Einen völlig anderen Grundsatz verfolgte die vierte große Schule Griechenlands. Die von Epikur gegründete Schule des Epikureismus nahm ihren Anfang in den Atomlehren Demokrits. Durch ihre Isolation fand keine Weiterentwicklung statt und gegen das erste Jahrhundert vor Christus verlor sie an Bedeutung.

Philosophie im römischen Reich:
Marcus Tullius Cicero war ursprünglich für seine Reden bekannt. Durch seinen Ehrgeiz hatte er es vom Anwalt bis zum Konsul gebracht. Er deckte die Verschwörung Catilinas auf, da er dessen Anhänger aber ohne Gerichtsverhandlung töten ließ wurde er verbannt. Er durfte zwar zurückkehren, doch wurde er politisch isoliert. Deshalb wandte er sich der philosophischen Schriftstellerei zu und verfasste unter anderem De re publica, De legibus und De oratore, um wenigstens in irgendeiner Form Einfluss auf die Politik
zu nehmen.

Nachdem er sich im Bürgerkrieg 50 vor Christus zwischen Cäsar und Pompeius auf die Seite des letzeren geschlagen hatte, wurde er von Cäsar begnadigt. Der Zugang zur Politik blieb ihm allerdings bis zu dessen Tod 44 vor Christus erneut verwährt. In dieser Zeit verfasste er Schriften zu Thematiken, die heute als wichtigste Themen der griechischen Philosophie gelten. Beispiele sind De finibus bonorum et malorum, Tusculanae disputationes, De natura deorum und De officiis.

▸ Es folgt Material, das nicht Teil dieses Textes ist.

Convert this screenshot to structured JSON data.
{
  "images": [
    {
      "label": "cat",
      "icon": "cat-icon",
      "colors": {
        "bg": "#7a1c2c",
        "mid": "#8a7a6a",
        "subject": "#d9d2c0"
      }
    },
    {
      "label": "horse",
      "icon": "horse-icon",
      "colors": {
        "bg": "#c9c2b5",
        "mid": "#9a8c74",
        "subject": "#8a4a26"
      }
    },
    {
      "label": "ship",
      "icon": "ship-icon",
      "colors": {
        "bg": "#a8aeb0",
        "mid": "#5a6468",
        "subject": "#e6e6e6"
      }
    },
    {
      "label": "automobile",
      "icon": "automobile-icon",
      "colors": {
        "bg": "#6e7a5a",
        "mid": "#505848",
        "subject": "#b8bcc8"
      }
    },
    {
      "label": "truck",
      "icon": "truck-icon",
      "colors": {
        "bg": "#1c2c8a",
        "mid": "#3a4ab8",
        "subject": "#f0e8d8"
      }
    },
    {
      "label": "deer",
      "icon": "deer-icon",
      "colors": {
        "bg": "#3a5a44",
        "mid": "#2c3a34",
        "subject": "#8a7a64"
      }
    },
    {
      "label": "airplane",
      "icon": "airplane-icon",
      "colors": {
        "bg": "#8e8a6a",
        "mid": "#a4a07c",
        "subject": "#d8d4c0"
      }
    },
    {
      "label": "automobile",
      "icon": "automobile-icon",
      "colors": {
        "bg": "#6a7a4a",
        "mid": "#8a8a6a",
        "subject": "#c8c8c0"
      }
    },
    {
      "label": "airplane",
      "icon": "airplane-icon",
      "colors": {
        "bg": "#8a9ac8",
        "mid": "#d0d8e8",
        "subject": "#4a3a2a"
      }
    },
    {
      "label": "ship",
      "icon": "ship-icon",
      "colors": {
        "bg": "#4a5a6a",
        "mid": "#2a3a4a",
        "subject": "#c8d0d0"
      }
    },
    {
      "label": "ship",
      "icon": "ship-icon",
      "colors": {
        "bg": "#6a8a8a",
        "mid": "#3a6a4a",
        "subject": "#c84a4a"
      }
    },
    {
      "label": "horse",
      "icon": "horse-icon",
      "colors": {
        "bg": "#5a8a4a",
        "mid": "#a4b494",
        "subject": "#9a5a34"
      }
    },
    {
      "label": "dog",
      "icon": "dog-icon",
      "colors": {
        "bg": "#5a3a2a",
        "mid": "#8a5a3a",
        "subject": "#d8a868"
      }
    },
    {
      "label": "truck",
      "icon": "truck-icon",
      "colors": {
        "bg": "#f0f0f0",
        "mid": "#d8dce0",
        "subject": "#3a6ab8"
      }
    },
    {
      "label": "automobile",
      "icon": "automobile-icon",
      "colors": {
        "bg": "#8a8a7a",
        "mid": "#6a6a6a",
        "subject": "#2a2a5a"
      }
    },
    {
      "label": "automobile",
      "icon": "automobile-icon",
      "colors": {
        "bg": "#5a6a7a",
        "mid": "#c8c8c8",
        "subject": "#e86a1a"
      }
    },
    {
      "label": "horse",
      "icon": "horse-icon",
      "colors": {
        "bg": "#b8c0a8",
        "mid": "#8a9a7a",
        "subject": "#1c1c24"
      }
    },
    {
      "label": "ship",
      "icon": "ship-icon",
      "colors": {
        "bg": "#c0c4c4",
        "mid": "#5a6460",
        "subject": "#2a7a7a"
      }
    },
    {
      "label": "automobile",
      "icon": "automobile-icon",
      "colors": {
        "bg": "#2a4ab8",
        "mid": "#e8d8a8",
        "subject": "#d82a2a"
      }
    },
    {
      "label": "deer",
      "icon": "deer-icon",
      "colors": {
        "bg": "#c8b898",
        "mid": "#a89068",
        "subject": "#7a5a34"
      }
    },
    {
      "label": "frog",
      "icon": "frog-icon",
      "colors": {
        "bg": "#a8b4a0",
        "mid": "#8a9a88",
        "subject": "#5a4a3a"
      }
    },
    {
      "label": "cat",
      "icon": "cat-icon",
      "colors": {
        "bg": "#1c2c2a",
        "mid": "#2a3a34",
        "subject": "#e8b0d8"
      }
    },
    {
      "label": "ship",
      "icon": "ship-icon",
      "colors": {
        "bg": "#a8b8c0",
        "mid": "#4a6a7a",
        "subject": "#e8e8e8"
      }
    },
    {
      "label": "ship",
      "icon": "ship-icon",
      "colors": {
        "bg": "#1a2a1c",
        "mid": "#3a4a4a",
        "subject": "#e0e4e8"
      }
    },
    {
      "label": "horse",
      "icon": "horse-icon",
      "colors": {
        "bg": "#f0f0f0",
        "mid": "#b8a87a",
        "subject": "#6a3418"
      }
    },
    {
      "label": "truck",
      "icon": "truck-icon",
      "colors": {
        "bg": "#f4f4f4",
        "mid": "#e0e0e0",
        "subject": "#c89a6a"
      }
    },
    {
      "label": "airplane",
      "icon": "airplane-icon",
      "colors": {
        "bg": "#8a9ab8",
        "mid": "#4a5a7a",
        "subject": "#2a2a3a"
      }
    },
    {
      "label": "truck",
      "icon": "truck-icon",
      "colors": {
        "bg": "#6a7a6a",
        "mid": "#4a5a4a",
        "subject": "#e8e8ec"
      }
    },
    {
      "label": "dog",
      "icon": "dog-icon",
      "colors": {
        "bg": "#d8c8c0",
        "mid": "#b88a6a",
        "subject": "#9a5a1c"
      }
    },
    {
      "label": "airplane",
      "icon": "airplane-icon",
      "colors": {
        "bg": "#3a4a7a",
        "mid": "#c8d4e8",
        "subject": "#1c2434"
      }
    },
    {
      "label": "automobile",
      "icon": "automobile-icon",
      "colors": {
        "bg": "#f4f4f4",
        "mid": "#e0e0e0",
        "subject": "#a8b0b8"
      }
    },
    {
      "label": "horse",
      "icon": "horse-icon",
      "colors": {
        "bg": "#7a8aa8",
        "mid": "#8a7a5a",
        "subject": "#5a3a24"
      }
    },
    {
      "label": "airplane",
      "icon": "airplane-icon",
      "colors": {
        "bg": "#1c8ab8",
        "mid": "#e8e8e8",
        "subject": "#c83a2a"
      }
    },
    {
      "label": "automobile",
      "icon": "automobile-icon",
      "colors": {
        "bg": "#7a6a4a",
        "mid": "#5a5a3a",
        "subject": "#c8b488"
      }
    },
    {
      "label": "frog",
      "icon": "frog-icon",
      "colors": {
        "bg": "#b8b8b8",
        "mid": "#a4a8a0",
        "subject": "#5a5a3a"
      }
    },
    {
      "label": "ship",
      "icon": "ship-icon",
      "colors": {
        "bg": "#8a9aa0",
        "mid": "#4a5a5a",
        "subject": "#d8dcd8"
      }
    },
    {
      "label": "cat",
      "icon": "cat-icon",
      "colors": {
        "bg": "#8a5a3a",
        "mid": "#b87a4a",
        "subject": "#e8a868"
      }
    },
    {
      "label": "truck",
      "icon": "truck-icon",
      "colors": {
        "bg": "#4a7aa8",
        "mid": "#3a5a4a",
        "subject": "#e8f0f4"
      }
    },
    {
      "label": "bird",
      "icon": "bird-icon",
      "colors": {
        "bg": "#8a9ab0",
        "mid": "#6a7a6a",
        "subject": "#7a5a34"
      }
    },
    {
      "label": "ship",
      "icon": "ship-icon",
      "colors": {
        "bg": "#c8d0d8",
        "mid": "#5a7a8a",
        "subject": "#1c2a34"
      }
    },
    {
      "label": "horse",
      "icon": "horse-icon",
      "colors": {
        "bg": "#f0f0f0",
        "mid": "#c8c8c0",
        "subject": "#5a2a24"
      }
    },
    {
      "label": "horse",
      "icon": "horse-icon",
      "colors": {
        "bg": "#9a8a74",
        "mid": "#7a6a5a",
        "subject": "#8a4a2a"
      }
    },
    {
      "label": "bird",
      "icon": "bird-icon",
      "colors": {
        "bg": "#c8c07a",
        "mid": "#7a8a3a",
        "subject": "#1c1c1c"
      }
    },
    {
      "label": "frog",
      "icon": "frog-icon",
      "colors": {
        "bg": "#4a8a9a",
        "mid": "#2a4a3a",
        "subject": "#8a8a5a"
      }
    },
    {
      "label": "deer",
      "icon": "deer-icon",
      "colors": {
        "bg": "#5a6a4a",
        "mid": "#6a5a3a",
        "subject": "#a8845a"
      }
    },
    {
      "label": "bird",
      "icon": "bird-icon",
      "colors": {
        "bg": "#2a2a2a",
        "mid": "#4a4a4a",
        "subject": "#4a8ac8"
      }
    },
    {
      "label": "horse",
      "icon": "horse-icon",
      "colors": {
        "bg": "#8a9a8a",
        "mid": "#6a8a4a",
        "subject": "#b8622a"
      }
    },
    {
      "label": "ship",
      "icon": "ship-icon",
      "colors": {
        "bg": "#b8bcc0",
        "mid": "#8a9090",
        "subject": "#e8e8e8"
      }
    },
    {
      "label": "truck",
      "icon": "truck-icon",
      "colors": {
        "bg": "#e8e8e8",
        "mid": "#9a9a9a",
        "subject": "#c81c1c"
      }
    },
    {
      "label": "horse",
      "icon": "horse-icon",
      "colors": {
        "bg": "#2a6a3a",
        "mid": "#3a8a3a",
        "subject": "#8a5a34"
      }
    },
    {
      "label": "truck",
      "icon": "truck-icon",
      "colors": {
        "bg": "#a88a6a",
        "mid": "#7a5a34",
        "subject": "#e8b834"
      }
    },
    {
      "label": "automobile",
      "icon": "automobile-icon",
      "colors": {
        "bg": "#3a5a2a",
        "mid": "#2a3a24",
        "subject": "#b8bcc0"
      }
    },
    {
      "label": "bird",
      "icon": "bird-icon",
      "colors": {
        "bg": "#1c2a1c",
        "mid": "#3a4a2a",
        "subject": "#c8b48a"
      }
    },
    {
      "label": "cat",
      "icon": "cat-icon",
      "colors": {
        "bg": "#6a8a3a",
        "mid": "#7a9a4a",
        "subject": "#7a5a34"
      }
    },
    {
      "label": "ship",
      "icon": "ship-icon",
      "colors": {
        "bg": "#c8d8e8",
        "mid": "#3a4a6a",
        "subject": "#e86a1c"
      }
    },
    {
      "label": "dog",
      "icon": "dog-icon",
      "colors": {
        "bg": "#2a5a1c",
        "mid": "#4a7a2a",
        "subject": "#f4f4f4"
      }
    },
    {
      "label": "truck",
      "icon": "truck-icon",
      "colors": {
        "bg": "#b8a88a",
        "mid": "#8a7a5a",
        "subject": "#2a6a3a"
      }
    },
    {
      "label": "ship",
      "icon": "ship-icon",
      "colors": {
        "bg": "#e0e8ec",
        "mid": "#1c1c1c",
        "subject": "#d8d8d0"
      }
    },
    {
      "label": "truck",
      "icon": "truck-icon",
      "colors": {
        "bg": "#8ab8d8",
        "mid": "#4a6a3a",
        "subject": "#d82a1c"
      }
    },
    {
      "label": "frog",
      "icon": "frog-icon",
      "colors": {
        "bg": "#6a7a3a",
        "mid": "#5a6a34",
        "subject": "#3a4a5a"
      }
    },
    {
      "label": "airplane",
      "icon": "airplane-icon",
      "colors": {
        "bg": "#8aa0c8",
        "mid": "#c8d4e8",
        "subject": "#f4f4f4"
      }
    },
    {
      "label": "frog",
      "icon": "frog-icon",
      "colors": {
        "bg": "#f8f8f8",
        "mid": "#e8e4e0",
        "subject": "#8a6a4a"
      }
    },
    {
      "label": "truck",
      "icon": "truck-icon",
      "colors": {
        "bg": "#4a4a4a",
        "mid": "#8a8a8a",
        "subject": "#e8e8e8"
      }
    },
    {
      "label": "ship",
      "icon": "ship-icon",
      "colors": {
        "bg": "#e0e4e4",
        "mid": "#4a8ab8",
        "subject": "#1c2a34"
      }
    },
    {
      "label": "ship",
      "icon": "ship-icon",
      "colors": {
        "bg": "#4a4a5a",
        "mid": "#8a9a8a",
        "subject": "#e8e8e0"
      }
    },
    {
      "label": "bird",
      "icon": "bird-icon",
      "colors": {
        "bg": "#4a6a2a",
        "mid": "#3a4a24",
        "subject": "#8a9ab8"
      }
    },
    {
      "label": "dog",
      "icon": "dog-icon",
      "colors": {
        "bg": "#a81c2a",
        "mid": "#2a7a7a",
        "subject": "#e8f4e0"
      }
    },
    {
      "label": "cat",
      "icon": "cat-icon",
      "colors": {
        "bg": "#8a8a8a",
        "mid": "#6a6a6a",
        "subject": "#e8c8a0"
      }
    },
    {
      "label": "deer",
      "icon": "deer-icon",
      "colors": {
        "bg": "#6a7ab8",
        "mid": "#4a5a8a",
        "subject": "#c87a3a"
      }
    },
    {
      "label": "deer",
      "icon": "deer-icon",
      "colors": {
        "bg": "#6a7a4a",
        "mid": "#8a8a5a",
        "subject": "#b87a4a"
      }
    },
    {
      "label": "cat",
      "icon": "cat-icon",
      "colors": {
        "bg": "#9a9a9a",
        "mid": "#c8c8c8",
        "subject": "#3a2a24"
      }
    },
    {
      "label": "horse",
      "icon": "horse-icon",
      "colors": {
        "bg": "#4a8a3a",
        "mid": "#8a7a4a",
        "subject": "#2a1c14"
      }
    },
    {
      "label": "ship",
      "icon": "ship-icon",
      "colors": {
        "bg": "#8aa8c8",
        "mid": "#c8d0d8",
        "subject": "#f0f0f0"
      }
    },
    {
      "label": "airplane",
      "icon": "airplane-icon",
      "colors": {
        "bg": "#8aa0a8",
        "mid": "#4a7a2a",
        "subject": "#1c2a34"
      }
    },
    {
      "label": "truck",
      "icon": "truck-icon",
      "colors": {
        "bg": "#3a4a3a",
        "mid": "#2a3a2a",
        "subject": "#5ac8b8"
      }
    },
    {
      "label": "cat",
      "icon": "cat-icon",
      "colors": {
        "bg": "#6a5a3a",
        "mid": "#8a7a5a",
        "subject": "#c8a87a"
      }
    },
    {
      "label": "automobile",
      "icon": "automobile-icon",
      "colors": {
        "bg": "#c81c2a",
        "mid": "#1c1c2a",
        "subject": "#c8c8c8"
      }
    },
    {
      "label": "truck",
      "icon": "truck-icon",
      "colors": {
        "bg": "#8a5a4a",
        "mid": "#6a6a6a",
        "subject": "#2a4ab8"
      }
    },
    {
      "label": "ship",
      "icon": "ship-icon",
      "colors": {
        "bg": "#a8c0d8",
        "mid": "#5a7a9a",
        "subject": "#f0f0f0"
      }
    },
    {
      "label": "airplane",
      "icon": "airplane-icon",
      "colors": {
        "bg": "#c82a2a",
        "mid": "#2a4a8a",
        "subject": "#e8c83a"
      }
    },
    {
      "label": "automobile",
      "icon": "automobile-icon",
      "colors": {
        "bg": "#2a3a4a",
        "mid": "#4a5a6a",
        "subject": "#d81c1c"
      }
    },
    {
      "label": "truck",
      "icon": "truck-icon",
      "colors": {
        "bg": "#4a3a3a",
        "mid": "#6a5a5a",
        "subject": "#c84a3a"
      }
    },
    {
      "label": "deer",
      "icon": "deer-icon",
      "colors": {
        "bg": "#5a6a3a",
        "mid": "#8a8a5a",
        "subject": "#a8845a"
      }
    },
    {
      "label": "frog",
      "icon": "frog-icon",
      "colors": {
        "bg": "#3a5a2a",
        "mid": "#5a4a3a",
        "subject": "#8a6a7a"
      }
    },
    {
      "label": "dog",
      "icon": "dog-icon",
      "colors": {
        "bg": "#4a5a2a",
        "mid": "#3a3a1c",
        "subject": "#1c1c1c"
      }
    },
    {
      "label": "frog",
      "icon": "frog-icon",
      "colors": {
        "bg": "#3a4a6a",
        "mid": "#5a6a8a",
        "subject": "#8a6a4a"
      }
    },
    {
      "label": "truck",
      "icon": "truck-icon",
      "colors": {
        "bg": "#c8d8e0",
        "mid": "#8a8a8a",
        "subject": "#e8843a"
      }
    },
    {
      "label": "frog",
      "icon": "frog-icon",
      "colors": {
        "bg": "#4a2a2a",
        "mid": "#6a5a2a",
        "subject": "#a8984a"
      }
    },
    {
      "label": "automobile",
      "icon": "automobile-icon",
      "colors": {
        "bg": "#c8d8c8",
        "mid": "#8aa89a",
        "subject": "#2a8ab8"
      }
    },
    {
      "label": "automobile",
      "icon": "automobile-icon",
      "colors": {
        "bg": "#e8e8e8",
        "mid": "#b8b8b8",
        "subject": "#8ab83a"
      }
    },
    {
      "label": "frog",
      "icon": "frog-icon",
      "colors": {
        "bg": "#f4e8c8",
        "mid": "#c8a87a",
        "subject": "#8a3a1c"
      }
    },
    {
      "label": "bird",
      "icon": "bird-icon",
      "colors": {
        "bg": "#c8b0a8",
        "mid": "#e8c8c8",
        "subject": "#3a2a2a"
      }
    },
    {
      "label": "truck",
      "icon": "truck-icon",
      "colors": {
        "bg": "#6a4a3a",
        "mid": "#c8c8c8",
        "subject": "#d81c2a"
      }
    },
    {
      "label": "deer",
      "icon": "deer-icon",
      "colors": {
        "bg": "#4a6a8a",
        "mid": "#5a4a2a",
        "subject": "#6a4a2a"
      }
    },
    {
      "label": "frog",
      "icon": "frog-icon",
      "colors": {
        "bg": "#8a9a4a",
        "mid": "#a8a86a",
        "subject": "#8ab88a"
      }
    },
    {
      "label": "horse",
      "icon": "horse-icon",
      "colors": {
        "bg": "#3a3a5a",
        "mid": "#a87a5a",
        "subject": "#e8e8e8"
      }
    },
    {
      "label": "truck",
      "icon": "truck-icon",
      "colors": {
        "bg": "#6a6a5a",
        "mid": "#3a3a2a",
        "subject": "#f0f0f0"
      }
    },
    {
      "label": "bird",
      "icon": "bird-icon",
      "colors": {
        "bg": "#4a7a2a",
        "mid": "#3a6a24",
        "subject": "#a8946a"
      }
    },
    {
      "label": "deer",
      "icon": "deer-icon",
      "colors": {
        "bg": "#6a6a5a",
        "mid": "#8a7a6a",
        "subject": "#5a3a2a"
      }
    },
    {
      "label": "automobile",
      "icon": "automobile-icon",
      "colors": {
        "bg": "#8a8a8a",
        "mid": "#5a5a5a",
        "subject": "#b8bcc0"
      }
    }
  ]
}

Er tat sich mit Octavian zusammen und hielt die Philipischen Reden gegen Mark Anton. Nach dem Zusammenschluss beider wurde er dafür erschlagen.

Cicero ist für die römische Philosophie deshalb so wichtig, da es sein Ziel war zwischen den griechischen und römischen Philosophen zu vermitteln. So stellte er viele griechische Schrifte in lateinischer Sprache dar und prägte für manche Terme passende Übersetzungen, da es im Lateinischen noch keine passende Entsprechung dafür gab.